Arizona Immigration Law: The War of Words Continues

The war of words over Arizona’s new immigration law continues unabated. In all of the noise and bombast that have surrounded the measure, perhaps we should recall the crux of the measure. The new law expressly requires state and local law enforcement officials to ask about immigration status any time they lawfully stop, detain, or arrest a person, and allows police to arrest – without warrant – people they suspect are lawfully deportable from the United States. (We are indebted here to the excellent summary of the law, prepared by the Immigration Policy Center, Q&A Guide to Arizona’s New Immigration Law, by Mary Giovagnoli et al.)

According to the Washington Post, protests against the new law have gained support from some pop-cultural icons like Carlos Santana and Willie Nelson, who have recorded songs to support the millions of undocumented immigrants currently living in the United States, including a track called “Si Se Puede,” which roughly translates to “Yes, We Can!” – long a rallying cry for the Latino community, and one picked up by Barack Obama on the campaign trail. (See Stars Band Together to Protest Arizona Law, by Reed Johnson, Washington Post, 06.Jun.2010.) Several other leading musicians, including Shakira, Sonic Youth, Kanye West, and others, have lent their names to a boycott of Arizona, in protest of S.B. 1070, the Washington Post reports.

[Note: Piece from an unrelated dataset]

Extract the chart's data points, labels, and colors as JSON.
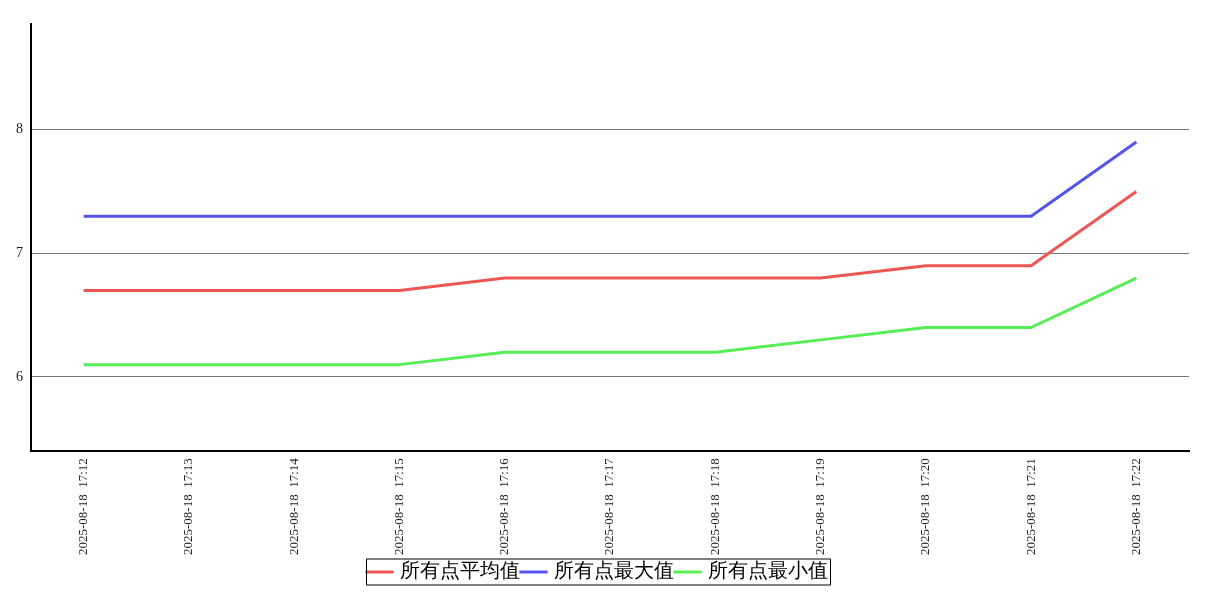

In other boycott news, the Los Angeles County Board of Supervisors recently voted to sever many important economic ties with Arizona, suspending official travel, terminating contracts, and dumping Arizona state and municipal bonds from the county pension fund, according to the L.A. Times. (See: “L.A. County Votes to Boycott Arizona Over Immigration Law, by Garrett Therolf and Howard Blume, Los Angeles Times, 02.Jun.2010.) The boycott is not absolute, according to the LA Times article, allowing the county’s chief executive to waive the travel ban if county interests would be seriously harmed. The LA Times reports that the county has done approximately $122 million worth of business in Arizona over the past five years.

Meanwhile, supporters of the Arizona law are trying to rally their own troops in public to show that the new law is “the will of the people,” according to another article in the LA Times, (See Ramping Up Praise for Arizona Crackdown,” by Nicholas Riccardi, Los Angeles Times, 05.Jun.2010.) The only problem is, the supporters have failed dismally to turn out anywhere near the number of demonstrators that opponents have mustered on the streets of Arizona since the bill passed. That ought to send a message.